Auch Nadine Bellstedt rief zunächst den Telekommunikationsanbieter an – konnte erwirken, dass der erst mal einen Mahnstopp für einen Monat einrichtete und sie ließ sich die Kontaktdaten des Verkäufers der virtuellen Münzen geben. Diesem habe sie eine E-Mail geschickt, erklärt, dass der minderjähriger Sohn unerlaubt mit dem Handy des Vaters eingekauft hat – und dieses Geschäft, gar nicht hätte zustande kommen dürfen.

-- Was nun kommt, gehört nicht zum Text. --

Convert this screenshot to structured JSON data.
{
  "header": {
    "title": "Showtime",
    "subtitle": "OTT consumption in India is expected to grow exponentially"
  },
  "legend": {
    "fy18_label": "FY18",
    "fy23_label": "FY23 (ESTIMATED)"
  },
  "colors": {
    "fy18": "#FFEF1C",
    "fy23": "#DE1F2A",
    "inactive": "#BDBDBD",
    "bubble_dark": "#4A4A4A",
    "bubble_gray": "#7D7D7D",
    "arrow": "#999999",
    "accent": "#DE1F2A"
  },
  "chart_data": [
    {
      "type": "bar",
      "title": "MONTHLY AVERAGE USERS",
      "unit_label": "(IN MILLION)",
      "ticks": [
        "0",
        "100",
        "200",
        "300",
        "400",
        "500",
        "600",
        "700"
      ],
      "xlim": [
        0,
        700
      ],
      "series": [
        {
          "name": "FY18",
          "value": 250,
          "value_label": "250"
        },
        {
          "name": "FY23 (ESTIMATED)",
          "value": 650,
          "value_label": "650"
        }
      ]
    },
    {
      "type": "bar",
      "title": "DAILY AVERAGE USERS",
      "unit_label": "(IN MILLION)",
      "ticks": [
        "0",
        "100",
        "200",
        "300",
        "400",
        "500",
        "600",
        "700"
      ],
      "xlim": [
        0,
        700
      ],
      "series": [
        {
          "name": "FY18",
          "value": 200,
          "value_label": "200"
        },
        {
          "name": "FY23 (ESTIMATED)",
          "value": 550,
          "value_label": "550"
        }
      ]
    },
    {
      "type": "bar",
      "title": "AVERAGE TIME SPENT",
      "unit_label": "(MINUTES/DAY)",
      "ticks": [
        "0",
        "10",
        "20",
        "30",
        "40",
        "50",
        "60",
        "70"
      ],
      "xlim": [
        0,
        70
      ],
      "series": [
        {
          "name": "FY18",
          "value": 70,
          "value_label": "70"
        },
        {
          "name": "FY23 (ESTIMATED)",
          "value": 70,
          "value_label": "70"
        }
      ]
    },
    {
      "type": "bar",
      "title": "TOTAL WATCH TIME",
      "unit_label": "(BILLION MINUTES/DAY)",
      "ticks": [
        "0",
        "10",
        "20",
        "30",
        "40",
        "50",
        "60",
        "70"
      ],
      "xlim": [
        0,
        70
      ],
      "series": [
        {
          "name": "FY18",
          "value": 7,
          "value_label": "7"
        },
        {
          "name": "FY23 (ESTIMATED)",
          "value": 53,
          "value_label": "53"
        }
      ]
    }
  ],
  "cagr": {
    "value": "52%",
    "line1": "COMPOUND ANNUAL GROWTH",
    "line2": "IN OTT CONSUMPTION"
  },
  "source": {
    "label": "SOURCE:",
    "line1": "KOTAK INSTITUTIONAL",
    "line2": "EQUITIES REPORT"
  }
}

Eine Eingangsbestätigung habe sie sofort erhalten „und nach circa vier Tagen kam dann die Antwort, dass sie Kontakt mit dem Telekommunikationsanbieter aufnehmen und dass das aus der Rechnung ausgebucht wird“, berichtet die Verbraucherberaterin. Der Vater müsse diese Summe von 3000 Euro dann nicht mehr zahlen, habe es geheißen. Das sei letztlich auch alles so klar gegangen. „Die waren sehr unproblematisch.“

Die Konsequenz aus der Geschichte ist: „Der minderjährige Sohn musste sich eine Strafpredigt des Vaters anhören und hat nun Handy-Verbot – wahrscheinlich bis er selbst irgendwann einen Vertrag abschließen darf“, sagt Nadine Bellstedt lachend. Der Junge habe wahrscheinlich gar nicht realisiert, wie viel Geld er ausgegeben hat, „weil er ja immer wieder drauf drücken konnte“, vermutet sie. „Das war vielleicht wie ein Spiel für ihn.“ Dank der Hilfe der Verbraucherzentrale kann der alleinerziehende Vater jetzt wieder ruhig schlafen.